Diversity & Inclusion
Entrepreneurs / Media

Watch Delaware’s ‘STEM Queen’ on Essence’s ‘Girls United’ web series

Jacqueline Means spent part of her 2020 helping to develop a new line of cosmetics for Ulta.

Jacqueline Means. (Courtesy photo)

Jacqueline Means, the 17-year-old “STEM Queen” and Miss Delaware’s 2019 Outstanding Teen, is in the spotlight again.

Essence and Ulta’s “Girls United” features a group of young Black women from a variety of backgrounds learning the ropes of the beauty industry while developing a new line of cosmetics. The web series’ second season just dropped, and Means is one of the six included.

Means, who is a regular on the CBS Saturday morning educational show “Mission Unstoppable” and has appeared on “Access Hollywood” and “The View,” was selected to be one of the six season-two teens in late 2019, but was only able to make the announcement this week.

Season two of “Girls United” started filming before the pandemic, allowing the girls to spend time together before they had to go virtual for the last couple of episodes.

“[The first week] they flew the six of us out to Chicago, which was so much fun — all of the girls were so excited to try deep dish pizza — and we got to talk to a few execs at Ulta and Essence,” Means told Technical.ly. “We would meet up, film, meet some executives. And then we’d go home and they’d continue to send us slides and samples, and when we came back, we would brainstorm all of the ideas we had at home.”

They also met up in New York City three times before COVID-19 hit and everything switched to virtual.

“Of course it wasn’t the same,” she said, “but it was really nice to see them, and they still sent out the samples so we could still touch it and feel it and say ‘We want more pigment here’ or ‘You can up the scent in this one.’ We could still be hands on.”

The project wound up being a lot more like a TV show than Means expected, she said.

“I didn’t even know they were going to be filming at first,” she said. “We even did challenges, which was so much more than I expected. It was not just about makeup, it was about marketing and branding and pitching. It’s given me life skills that I can apply for the the rest of my life.”

Watch the series

The product they developed will be in ULTA stores nationally around the end of January, along with displays of the six of them in stores nationwide.

“I think that’s amazing, because in this industry that’s only just now starting to consider Black women, I get to be a part of the organizations that are at the forefront of making these strides,” Means said.

In her application video, Means says she talked about STEM and wanting to learn the science behind the makeup.

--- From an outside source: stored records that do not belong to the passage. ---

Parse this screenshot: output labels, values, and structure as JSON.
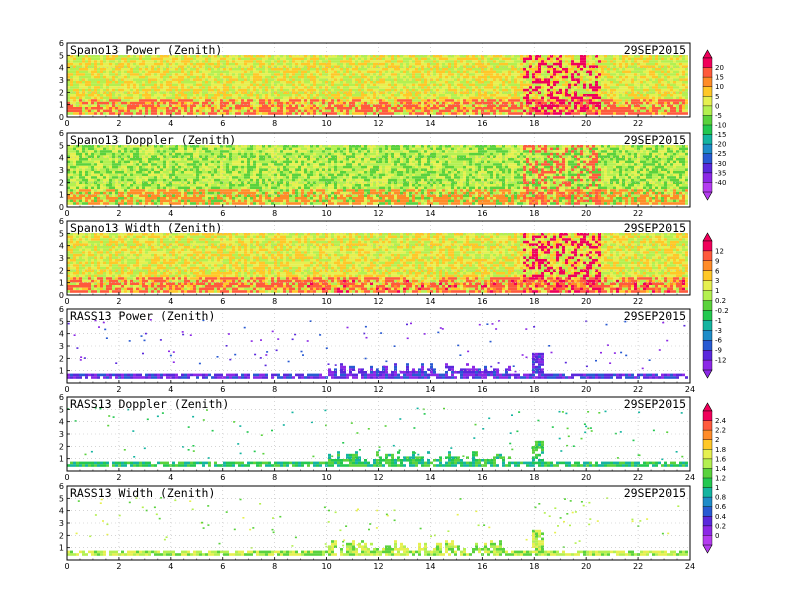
{
  "chart_data": [
    {
      "type": "heatmap",
      "title": "Spano13 Power (Zenith)",
      "date": "29SEP2015",
      "xlim": [
        0,
        24
      ],
      "xticks": [
        0,
        2,
        4,
        6,
        8,
        10,
        12,
        14,
        16,
        18,
        20,
        22
      ],
      "ylim": [
        0,
        6
      ],
      "yticks": [
        0,
        1,
        2,
        3,
        4,
        5,
        6
      ],
      "colorbar": "spano_power",
      "fill": "dense",
      "base_level": 3,
      "grid": "dotted"
    },
    {
      "type": "heatmap",
      "title": "Spano13 Doppler (Zenith)",
      "date": "29SEP2015",
      "xlim": [
        0,
        24
      ],
      "xticks": [
        0,
        2,
        4,
        6,
        8,
        10,
        12,
        14,
        16,
        18,
        20,
        22
      ],
      "ylim": [
        0,
        6
      ],
      "yticks": [
        0,
        1,
        2,
        3,
        4,
        5,
        6
      ],
      "colorbar": "spano_power",
      "fill": "dense",
      "base_level": 4,
      "grid": "dotted"
    },
    {
      "type": "heatmap",
      "title": "Spano13 Width (Zenith)",
      "date": "29SEP2015",
      "xlim": [
        0,
        24
      ],
      "xticks": [
        0,
        2,
        4,
        6,
        8,
        10,
        12,
        14,
        16,
        18,
        20,
        22
      ],
      "ylim": [
        0,
        6
      ],
      "yticks": [
        0,
        1,
        2,
        3,
        4,
        5,
        6
      ],
      "colorbar": "spano_width",
      "fill": "dense",
      "base_level": 3,
      "grid": "dotted"
    },
    {
      "type": "heatmap",
      "title": "RASS13 Power (Zenith)",
      "date": "29SEP2015",
      "xlim": [
        0,
        24
      ],
      "xticks": [
        0,
        2,
        4,
        6,
        8,
        10,
        12,
        14,
        16,
        18,
        20,
        22,
        24
      ],
      "ylim": [
        0,
        6
      ],
      "yticks": [
        1,
        2,
        3,
        4,
        5,
        6
      ],
      "colorbar": "spano_width",
      "fill": "sparse",
      "base_level": 11,
      "grid": "dotted"
    },
    {
      "type": "heatmap",
      "title": "RASS13 Doppler (Zenith)",
      "date": "29SEP2015",
      "xlim": [
        0,
        24
      ],
      "xticks": [
        0,
        2,
        4,
        6,
        8,
        10,
        12,
        14,
        16,
        18,
        20,
        22,
        24
      ],
      "ylim": [
        0,
        6
      ],
      "yticks": [
        1,
        2,
        3,
        4,
        5,
        6
      ],
      "colorbar": "rass",
      "fill": "sparse",
      "base_level": 7,
      "grid": "dotted"
    },
    {
      "type": "heatmap",
      "title": "RASS13 Width (Zenith)",
      "date": "29SEP2015",
      "xlim": [
        0,
        24
      ],
      "xticks": [
        0,
        2,
        4,
        6,
        8,
        10,
        12,
        14,
        16,
        18,
        20,
        22,
        24
      ],
      "ylim": [
        0,
        6
      ],
      "yticks": [
        1,
        2,
        3,
        4,
        5,
        6
      ],
      "colorbar": "rass",
      "fill": "sparse",
      "base_level": 5,
      "grid": "dotted"
    }
  ],
  "colorbars": {
    "spano_power": {
      "labels": [
        "20",
        "15",
        "10",
        "5",
        "0",
        "-5",
        "-10",
        "-15",
        "-20",
        "-25",
        "-30",
        "-35",
        "-40"
      ],
      "colors": [
        "#f0005a",
        "#ff5a3c",
        "#ff8c28",
        "#ffc828",
        "#e6f050",
        "#b4f050",
        "#5ad23c",
        "#23c850",
        "#14b4a0",
        "#1e8cc8",
        "#285ad2",
        "#5a28dc",
        "#8c28e6",
        "#b43cf0"
      ]
    },
    "spano_width": {
      "labels": [
        "12",
        "9",
        "6",
        "3",
        "1",
        "0.2",
        "-0.2",
        "-1",
        "-3",
        "-6",
        "-9",
        "-12"
      ],
      "colors": [
        "#f0005a",
        "#ff5a3c",
        "#ff8c28",
        "#ffc828",
        "#e6f050",
        "#b4f050",
        "#5ad23c",
        "#23c850",
        "#14b4a0",
        "#1e8cc8",
        "#285ad2",
        "#5a28dc",
        "#8c28e6"
      ]
    },
    "rass": {
      "labels": [
        "2.4",
        "2.2",
        "2",
        "1.8",
        "1.6",
        "1.4",
        "1.2",
        "1",
        "0.8",
        "0.6",
        "0.4",
        "0.2",
        "0"
      ],
      "colors": [
        "#f0005a",
        "#ff5a3c",
        "#ff8c28",
        "#ffc828",
        "#e6f050",
        "#b4f050",
        "#5ad23c",
        "#23c850",
        "#14b4a0",
        "#1e8cc8",
        "#285ad2",
        "#5a28dc",
        "#8c28e6",
        "#b43cf0"
      ]
    }
  }
}
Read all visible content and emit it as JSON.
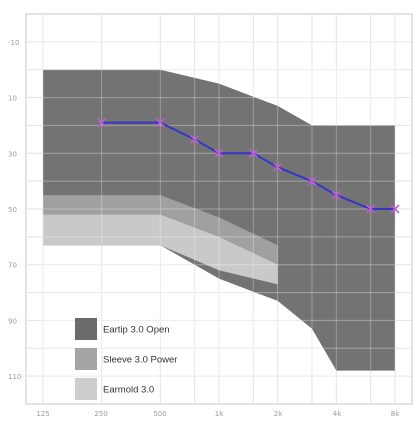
{
  "chart_data": {
    "type": "area",
    "title": "",
    "xlabel": "",
    "ylabel": "",
    "x_tick_labels": [
      "125",
      "250",
      "500",
      "1k",
      "2k",
      "4k",
      "8k"
    ],
    "y_tick_labels": [
      "-10",
      "10",
      "30",
      "50",
      "70",
      "90",
      "110"
    ],
    "y_values": [
      -10,
      10,
      30,
      50,
      70,
      90,
      110
    ],
    "ylim": [
      -20,
      120
    ],
    "y_inverted": true,
    "grid": true,
    "legend_position": "bottom-left",
    "bands": [
      {
        "label": "Eartip 3.0 Open",
        "color": "#6b6b6b",
        "upper": [
          [
            125,
            0
          ],
          [
            500,
            0
          ],
          [
            1000,
            5
          ],
          [
            2000,
            13
          ],
          [
            3000,
            20
          ],
          [
            8000,
            20
          ]
        ],
        "lower": [
          [
            125,
            63
          ],
          [
            250,
            63
          ],
          [
            500,
            63
          ],
          [
            1000,
            75
          ],
          [
            2000,
            83
          ],
          [
            3000,
            93
          ],
          [
            4000,
            108
          ],
          [
            8000,
            108
          ]
        ]
      },
      {
        "label": "Sleeve 3.0 Power",
        "color": "#a5a5a5",
        "upper": [
          [
            125,
            45
          ],
          [
            500,
            45
          ],
          [
            1000,
            53
          ],
          [
            2000,
            63
          ]
        ],
        "lower": [
          [
            125,
            63
          ],
          [
            500,
            63
          ],
          [
            1000,
            72
          ],
          [
            2000,
            77
          ]
        ]
      },
      {
        "label": "Earmold 3.0",
        "color": "#cdcdcd",
        "upper": [
          [
            125,
            52
          ],
          [
            500,
            52
          ],
          [
            1000,
            60
          ],
          [
            2000,
            70
          ]
        ],
        "lower": [
          [
            125,
            63
          ],
          [
            500,
            63
          ],
          [
            1000,
            72
          ],
          [
            2000,
            77
          ]
        ]
      }
    ],
    "series": [
      {
        "color": "#3535c8",
        "marker_color": "#c45bd6",
        "points": [
          [
            250,
            19
          ],
          [
            500,
            19
          ],
          [
            750,
            25
          ],
          [
            1000,
            30
          ],
          [
            1500,
            30
          ],
          [
            2000,
            35
          ],
          [
            3000,
            40
          ],
          [
            4000,
            45
          ],
          [
            6000,
            50
          ],
          [
            8000,
            50
          ]
        ]
      }
    ]
  }
}
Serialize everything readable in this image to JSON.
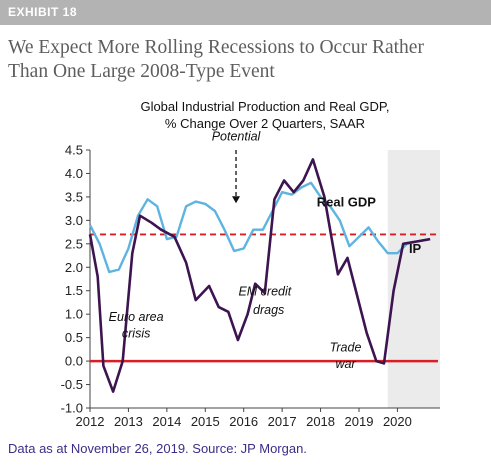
{
  "exhibit_label": "EXHIBIT 18",
  "headline_line1": "We Expect More Rolling Recessions to Occur Rather",
  "headline_line2": "Than One Large 2008-Type Event",
  "chart_title_line1": "Global Industrial Production and Real GDP,",
  "chart_title_line2": "% Change Over 2 Quarters, SAAR",
  "footer": "Data as at November 26, 2019. Source: JP Morgan.",
  "colors": {
    "ip": "#3d1450",
    "gdp": "#5eb4e0",
    "zero_line": "#d91f26",
    "potential_line": "#d91f26",
    "shade": "#ebebeb",
    "footer": "#3b2e88"
  },
  "chart_data": {
    "type": "line",
    "xlim": [
      2012,
      2020.9
    ],
    "ylim": [
      -1.0,
      4.5
    ],
    "x_ticks": [
      "2012",
      "2013",
      "2014",
      "2015",
      "2016",
      "2017",
      "2018",
      "2019",
      "2020"
    ],
    "y_ticks": [
      "4.5",
      "4.0",
      "3.5",
      "3.0",
      "2.5",
      "2.0",
      "1.5",
      "1.0",
      "0.5",
      "0.0",
      "-0.5",
      "-1.0"
    ],
    "potential": 2.7,
    "zero_line": 0.0,
    "shaded_forecast_from": 2019.75,
    "series": [
      {
        "name": "Real GDP",
        "points": [
          [
            2012.0,
            2.9
          ],
          [
            2012.25,
            2.5
          ],
          [
            2012.5,
            1.9
          ],
          [
            2012.75,
            1.95
          ],
          [
            2013.0,
            2.4
          ],
          [
            2013.25,
            3.1
          ],
          [
            2013.5,
            3.45
          ],
          [
            2013.75,
            3.3
          ],
          [
            2014.0,
            2.6
          ],
          [
            2014.25,
            2.65
          ],
          [
            2014.5,
            3.3
          ],
          [
            2014.75,
            3.4
          ],
          [
            2015.0,
            3.35
          ],
          [
            2015.25,
            3.2
          ],
          [
            2015.5,
            2.8
          ],
          [
            2015.75,
            2.35
          ],
          [
            2016.0,
            2.4
          ],
          [
            2016.25,
            2.8
          ],
          [
            2016.5,
            2.8
          ],
          [
            2016.75,
            3.2
          ],
          [
            2017.0,
            3.6
          ],
          [
            2017.25,
            3.55
          ],
          [
            2017.5,
            3.7
          ],
          [
            2017.75,
            3.8
          ],
          [
            2018.0,
            3.5
          ],
          [
            2018.25,
            3.3
          ],
          [
            2018.5,
            3.0
          ],
          [
            2018.75,
            2.45
          ],
          [
            2019.0,
            2.65
          ],
          [
            2019.25,
            2.85
          ],
          [
            2019.5,
            2.55
          ],
          [
            2019.75,
            2.3
          ],
          [
            2020.0,
            2.3
          ],
          [
            2020.25,
            2.5
          ],
          [
            2020.5,
            2.55
          ],
          [
            2020.85,
            2.6
          ]
        ]
      },
      {
        "name": "IP",
        "points": [
          [
            2012.0,
            2.7
          ],
          [
            2012.2,
            1.8
          ],
          [
            2012.35,
            -0.1
          ],
          [
            2012.6,
            -0.65
          ],
          [
            2012.85,
            0.0
          ],
          [
            2013.1,
            2.3
          ],
          [
            2013.3,
            3.1
          ],
          [
            2013.6,
            2.95
          ],
          [
            2013.85,
            2.8
          ],
          [
            2014.2,
            2.65
          ],
          [
            2014.5,
            2.1
          ],
          [
            2014.75,
            1.3
          ],
          [
            2015.1,
            1.6
          ],
          [
            2015.35,
            1.15
          ],
          [
            2015.6,
            1.05
          ],
          [
            2015.85,
            0.45
          ],
          [
            2016.1,
            1.0
          ],
          [
            2016.3,
            1.65
          ],
          [
            2016.55,
            1.45
          ],
          [
            2016.8,
            3.45
          ],
          [
            2017.05,
            3.85
          ],
          [
            2017.3,
            3.6
          ],
          [
            2017.55,
            3.85
          ],
          [
            2017.8,
            4.3
          ],
          [
            2018.1,
            3.5
          ],
          [
            2018.45,
            1.85
          ],
          [
            2018.7,
            2.2
          ],
          [
            2018.95,
            1.4
          ],
          [
            2019.2,
            0.6
          ],
          [
            2019.45,
            0.0
          ],
          [
            2019.65,
            -0.05
          ],
          [
            2019.9,
            1.5
          ],
          [
            2020.15,
            2.5
          ],
          [
            2020.5,
            2.55
          ],
          [
            2020.85,
            2.6
          ]
        ]
      }
    ],
    "annotations": [
      {
        "text": "Potential",
        "x": 2015.8,
        "y": 4.7
      },
      {
        "text": "Euro area",
        "x": 2013.2,
        "y": 0.85
      },
      {
        "text": "crisis",
        "x": 2013.2,
        "y": 0.5
      },
      {
        "text": "EM credit",
        "x": 2016.55,
        "y": 1.4
      },
      {
        "text": "drags",
        "x": 2016.65,
        "y": 1.0
      },
      {
        "text": "Trade",
        "x": 2018.65,
        "y": 0.2
      },
      {
        "text": "war",
        "x": 2018.65,
        "y": -0.15
      }
    ],
    "labels": [
      {
        "text": "Real GDP",
        "x": 2017.9,
        "y": 3.3
      },
      {
        "text": "IP",
        "x": 2020.3,
        "y": 2.3
      }
    ]
  }
}
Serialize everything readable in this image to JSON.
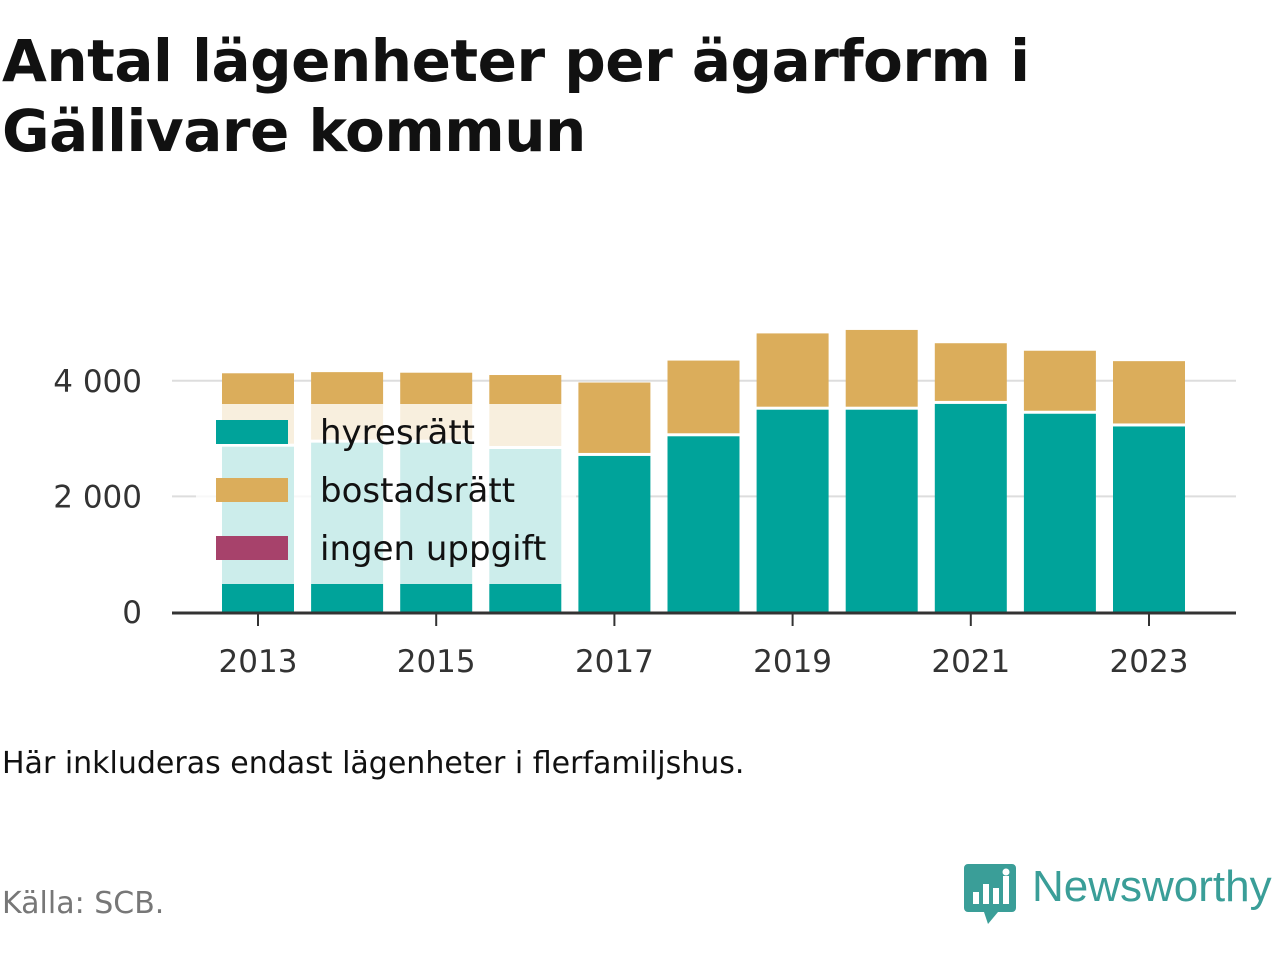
{
  "title": "Antal lägenheter per ägarform i Gällivare kommun",
  "note": "Här inkluderas endast lägenheter i flerfamiljshus.",
  "source": "Källa: SCB.",
  "brand": {
    "name": "Newsworthy",
    "icon": "newsworthy-bar-chart-logo-icon",
    "color": "#3a9e98"
  },
  "chart_data": {
    "type": "bar",
    "stacked": true,
    "categories": [
      "2013",
      "2014",
      "2015",
      "2016",
      "2017",
      "2018",
      "2019",
      "2020",
      "2021",
      "2022",
      "2023"
    ],
    "series": [
      {
        "name": "hyresrätt",
        "color": "#00a39a",
        "values": [
          2860,
          2930,
          2930,
          2820,
          2700,
          3040,
          3500,
          3500,
          3600,
          3430,
          3210
        ]
      },
      {
        "name": "bostadsrätt",
        "color": "#dbad5b",
        "values": [
          1270,
          1220,
          1210,
          1280,
          1270,
          1310,
          1320,
          1380,
          1050,
          1090,
          1130
        ]
      },
      {
        "name": "ingen uppgift",
        "color": "#a7426b",
        "values": [
          0,
          0,
          0,
          0,
          0,
          0,
          0,
          0,
          0,
          0,
          0
        ]
      }
    ],
    "x_tick_labels": [
      "2013",
      "2015",
      "2017",
      "2019",
      "2021",
      "2023"
    ],
    "y_ticks": [
      0,
      2000,
      4000
    ],
    "y_tick_labels": [
      "0",
      "2 000",
      "4 000"
    ],
    "ylim": [
      0,
      5000
    ],
    "grid": true,
    "legend_position": "top-left"
  }
}
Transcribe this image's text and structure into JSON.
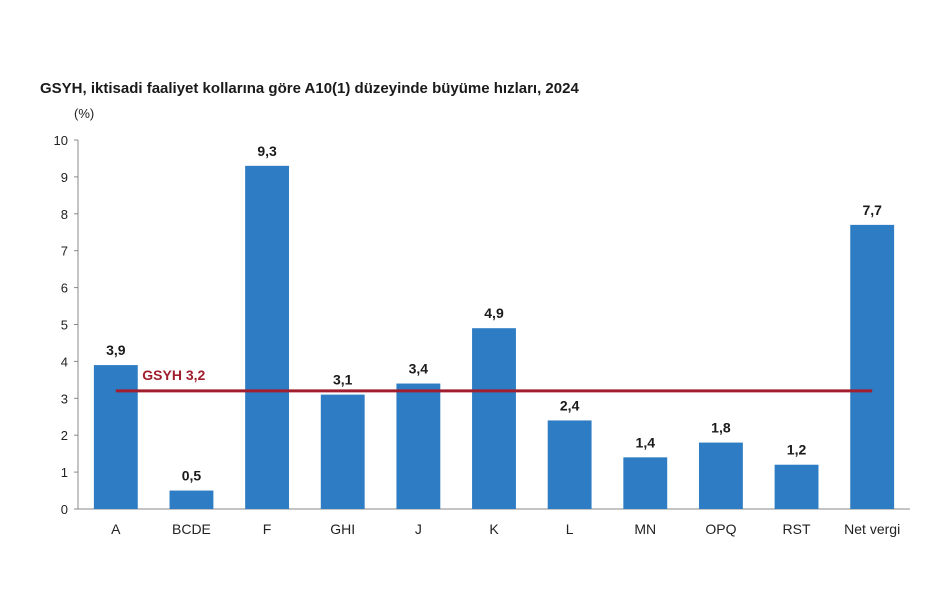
{
  "chart_data": {
    "type": "bar",
    "title": "GSYH, iktisadi faaliyet kollarına göre A10(1) düzeyinde büyüme hızları, 2024",
    "unit_label": "(%)",
    "categories": [
      "A",
      "BCDE",
      "F",
      "GHI",
      "J",
      "K",
      "L",
      "MN",
      "OPQ",
      "RST",
      "Net vergi"
    ],
    "values": [
      3.9,
      0.5,
      9.3,
      3.1,
      3.4,
      4.9,
      2.4,
      1.4,
      1.8,
      1.2,
      7.7
    ],
    "data_labels": [
      "3,9",
      "0,5",
      "9,3",
      "3,1",
      "3,4",
      "4,9",
      "2,4",
      "1,4",
      "1,8",
      "1,2",
      "7,7"
    ],
    "ylim": [
      0,
      10
    ],
    "yticks": [
      0,
      1,
      2,
      3,
      4,
      5,
      6,
      7,
      8,
      9,
      10
    ],
    "grid": false,
    "reference_line": {
      "label": "GSYH 3,2",
      "value": 3.2
    },
    "colors": {
      "bar": "#2E7DC4",
      "reference_line": "#A01E2E",
      "axis": "#888888"
    }
  }
}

Means’ advice to girls interested in applying for a similar opportunity is to be the person you’re most comfortable being. (Girls United is currently accepting applications for ambassadors.)

“The [selected] girls are very diverse,” she said. “There’s me, one girl is a rapper from Boston, another girl who is Muslim. It was cool to see so much diversity just among us six Black girls.”

Means took her mother’s advice when applying: “There’s no need to up your personality and make it seem bigger than it is or minimize it to try and fit someone else’s definition of perfection — which, by the way, does not exist — but just be yourself because there’s no better version of yourself that you at your most comfortable.”